Fernando Wood Hartford / Portsmouth AthenaeumTo sort out the confusion we must take a quick trip to upstate New York for the birth of the first Herald editor. Fernando Wood Hartford was born in 1870, or 71, or 72, or 76, according to various printed accounts. Apparently named for New York City Mayor Fernando Wood, head of the famous Tammany political machine, “FW” also was a force to be reckoned with.

He started at the bottom, serving as a newspaper carrier and “office devil” for the Manchester Daily Union in New Hampshire from age 10. He sweated in the city’s cotton mills for $2.75 per week. He worked his way up the newspaper chain of command to office boy and bookkeeper while attending business school at night.

Still in his late teens Hartford was sent to Portsmouth as a “utility man” for $9 a week. His job was to report the news and beef up seacoast-area circulation for the Manchester Union, forerunner of the Union Leader. In 1890, Hartford married Elizabeth Downing of Eliot, Maine. He also worked at the Portsmouth Naval Shipyard for many years attaining the position of chief clerk to the purchasing paymaster. Legend says that the young FW attracted the attention of former politician and ale-maker Frank Jones, then the city’s wealthiest and most influential businessman. In 1891 Jones reportedly loaned young Hartford $2,000, a princely sum, to purchase the Penny Post.

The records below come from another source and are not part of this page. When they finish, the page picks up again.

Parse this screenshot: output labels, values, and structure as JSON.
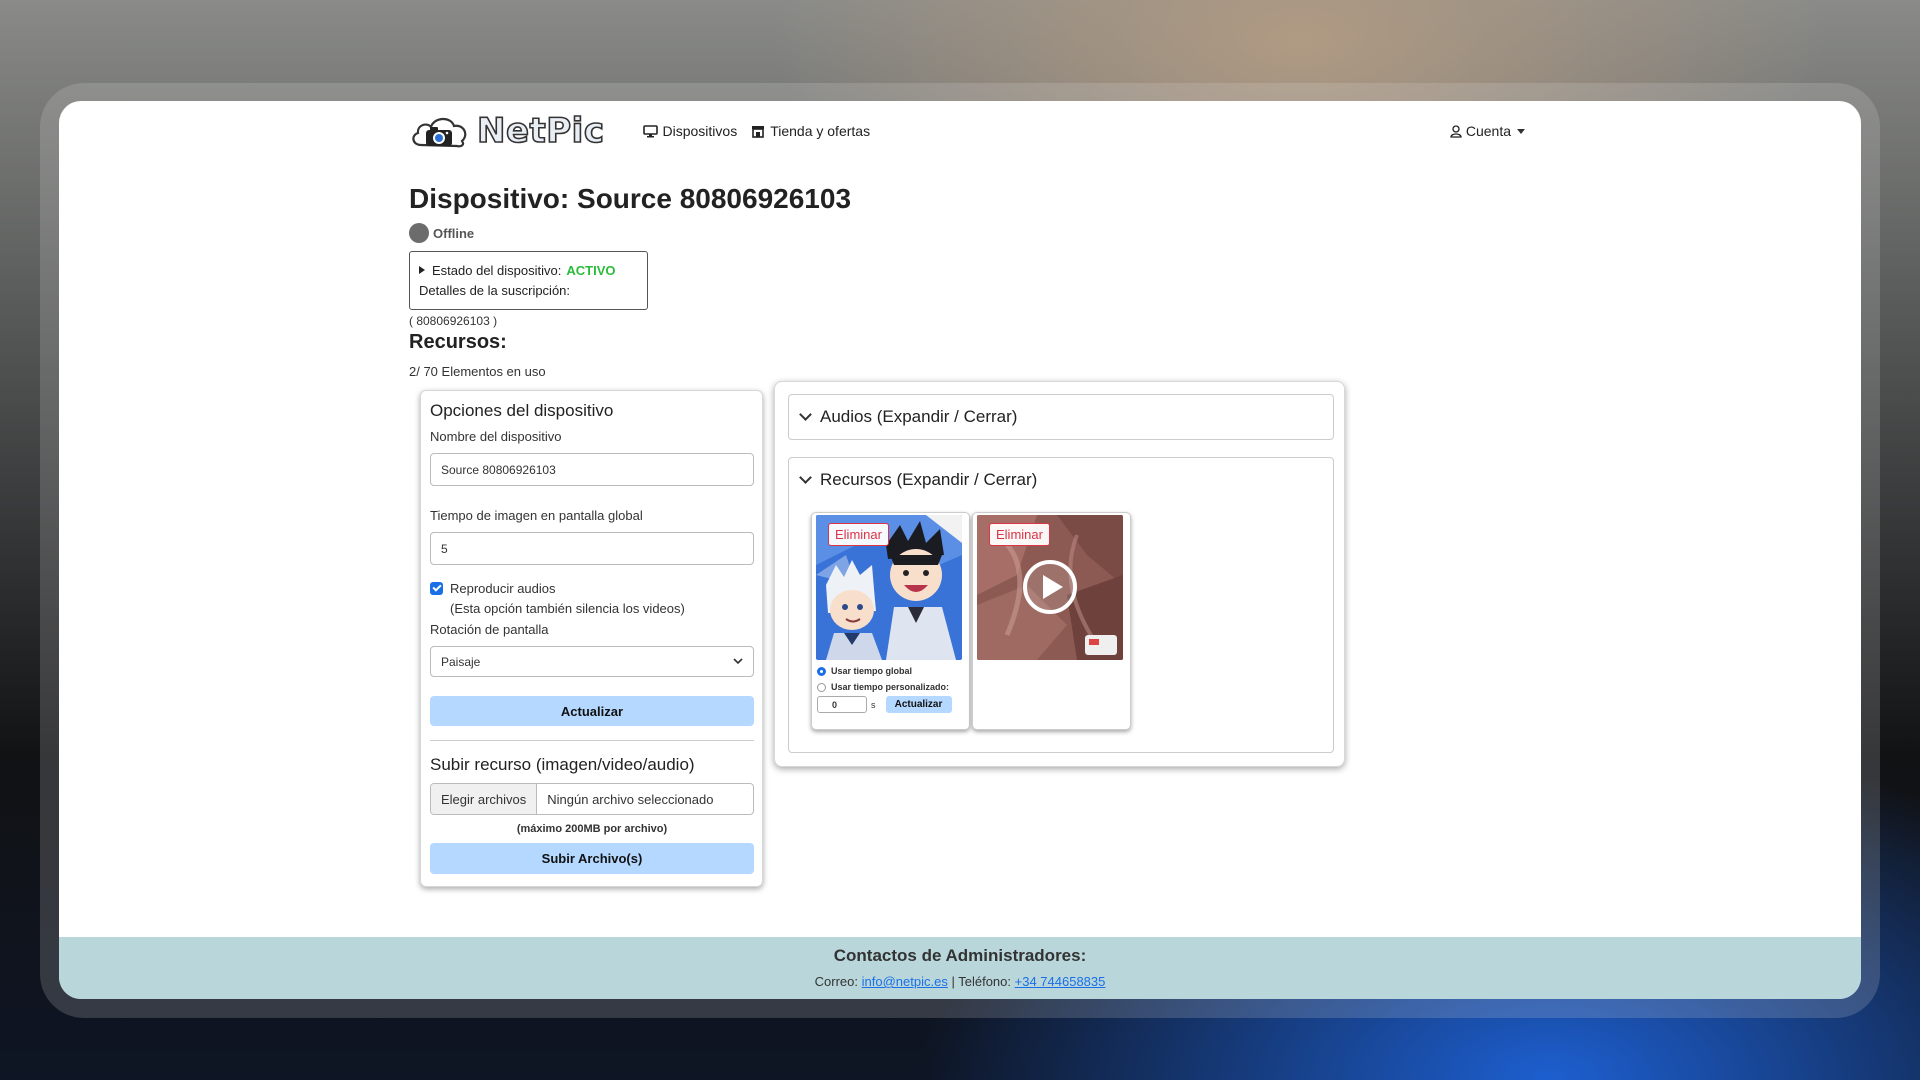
{
  "nav": {
    "brand": "NetPic",
    "links": [
      {
        "label": "Dispositivos",
        "icon": "monitor-icon"
      },
      {
        "label": "Tienda y ofertas",
        "icon": "store-icon"
      }
    ],
    "account_label": "Cuenta"
  },
  "device": {
    "title": "Dispositivo: Source 80806926103",
    "status": "Offline",
    "state_label": "Estado del dispositivo:",
    "state_value": "ACTIVO",
    "subscription_label": "Detalles de la suscripción:",
    "id_text": "( 80806926103 )"
  },
  "resources": {
    "heading": "Recursos:",
    "usage": "2/ 70 Elementos en uso"
  },
  "options": {
    "title": "Opciones del dispositivo",
    "name_label": "Nombre del dispositivo",
    "name_value": "Source 80806926103",
    "time_label": "Tiempo de imagen en pantalla global",
    "time_value": "5",
    "audio_checkbox_label": "Reproducir audios",
    "audio_checked": true,
    "audio_note": "(Esta opción también silencia los videos)",
    "rotation_label": "Rotación de pantalla",
    "rotation_value": "Paisaje",
    "update_button": "Actualizar"
  },
  "upload": {
    "title": "Subir recurso (imagen/video/audio)",
    "choose_button": "Elegir archivos",
    "no_file_text": "Ningún archivo seleccionado",
    "max_size_note": "(máximo 200MB por archivo)",
    "submit_button": "Subir Archivo(s)"
  },
  "panels": {
    "audios_header": "Audios (Expandir / Cerrar)",
    "resources_header": "Recursos (Expandir / Cerrar)"
  },
  "resource_items": [
    {
      "type": "image",
      "delete_label": "Eliminar",
      "radio_global": "Usar tiempo global",
      "radio_custom": "Usar tiempo personalizado:",
      "custom_time": "0",
      "unit": "s",
      "update_button": "Actualizar",
      "selected": "global"
    },
    {
      "type": "video",
      "delete_label": "Eliminar"
    }
  ],
  "footer": {
    "title": "Contactos de Administradores:",
    "email_label": "Correo:",
    "email": "info@netpic.es",
    "separator": "|",
    "phone_label": "Teléfono:",
    "phone": "+34 744658835"
  },
  "colors": {
    "accent_button": "#b4d8ff",
    "active_green": "#2bbb3b",
    "danger": "#dc3545",
    "footer_bg": "#b9d7db",
    "link": "#1a6fe6"
  }
}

“I think that’s when Frank Jones grub-staked FW to buy the Herald,” says Portsmouth Herald publisher John Tabor today.

Tabor rummages through the surviving Herald history “archive” located in the top drawer of his desk, the same desk, he assumes, occupied by publishers dating back to Hartford himself. According to the archives, Tabor says, Jones cleverly gave young FW $1,000 worth of “sweat equity” so he could buy his way in to the paper.

“You’re my boy,” Tabor says, imagining Frank Jones speaking to Hartford in 1891. “You don’t want to be peddling the Union Leader on the street. I’ll give you a chance.”

Frank Jones had a lot to gain by investing in the local media. A former NH congressman and Portsmouth’s youngest mayor, Jones came to own local banks, hotels, railroads, utilities, and insurance companies. In 1896 Jones made a seismic shift from lifelong Democrat to Republican. According to Jones’ biographer Raymond Brighton (also an editor and owner of the Portsmouth Herald) young FW Hartford went along for the ride, and the Herald appeared the following year.